The IGP offered speculation as fact. That’s incompetent and irresponsible. Yesterday the Muslim-owned ‘No Limit’ outlet in Panadura was torched.  While it is not clear how it all happened, it is clear that the sequence of events prompt people to connect dots and reach conclusion, wrong though they may be.  Tinkering with the truth and lying outright causes friction, throw out sparks and cause infernos that are hard to put out.

It is wrong to blame it all on one person, but it is equally wrong not to point out those who provided fuel and matchstick, tossed in extra firewood and refused to douse it even though they had all the water necessary to do the job.  We have to take issue with the IGP.  He must resign forthwith.

There are dots here and they will be connected.  Wrong perhaps, but disturbingly, perhaps correctly too.  All the more reason to err on the side of caution. All the more reason to spare no pains to ensure that culprits are brought to book not because this is the most effective way of insuring against future attacks of this kind (it may be or it may not be) but because it is the right thing to do and what this government solemnly pledged to do.  

We can of course debate about one extremism feeding off another and ponder the chicken-or-egg conundrum.  One could argue that this is a relevant discussion and I will not disagree.  One can say that extremism should be objected to and insist that such objection should be lawful.  That is however a different matter as far as the rights of citizenship and the responsibilities of relevant state agencies are concerned.  

The Police must act.  The Ministry of Law and Order must act.  The Minister must act.  The primacy of the law should be clearly evident.  This is not the moment for sloth (if that’s the case).  It is certainly not the moment for sweeping things under the carpet (as seems to be the case) and especially not for purposes of political convenience (a government with an abysmal performance rating needs distraction — this we know).  Failure to do so would see ‘useful distraction’ bleeding into inter-communal violence and eventually to anarchy.  

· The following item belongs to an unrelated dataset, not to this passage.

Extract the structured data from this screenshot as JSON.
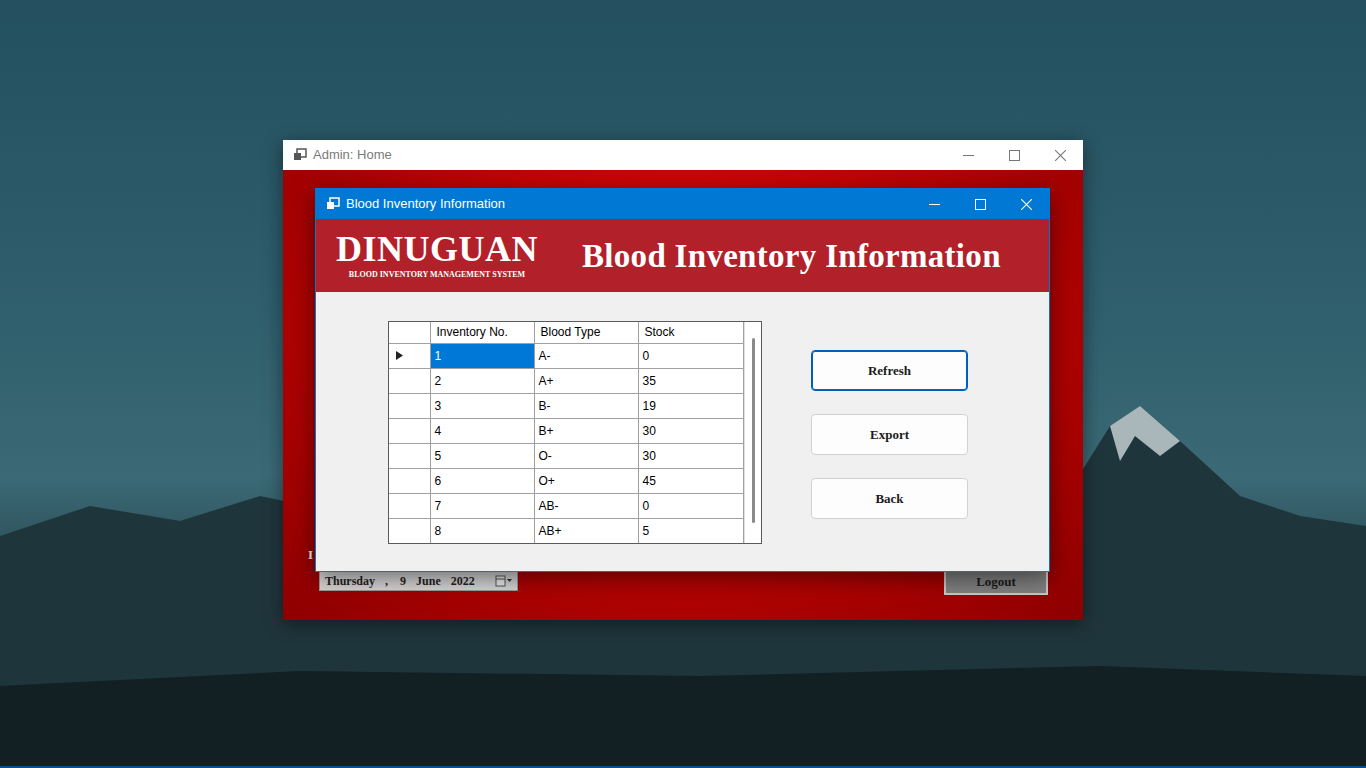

Alright, let’s say ‘that’s going a bit overboard’.  Fine.  Still, if are required to be stone cold sober and leave ‘the political’ out of it, we still have a question of blatant disregard for the law.  Arson is a serious matter.  Destroying private property is a serious matter. When the destroyed properties happen to belong to members of a particular community it is an even more serious matter.  

“Arrest this!” 

This is what we have to demand of the government at this point, even as we (as citizens) remain alert and support all efforts to a) prevent such acts and b) support the law enforcement authorities in their work.  

“Tomorrow, where?” is a question that many are probably asking.  If it is not answered, tomorrow we will see a report saying “here”.  Surely, this government can do better?  It must. Or else, its complicity will be suspected.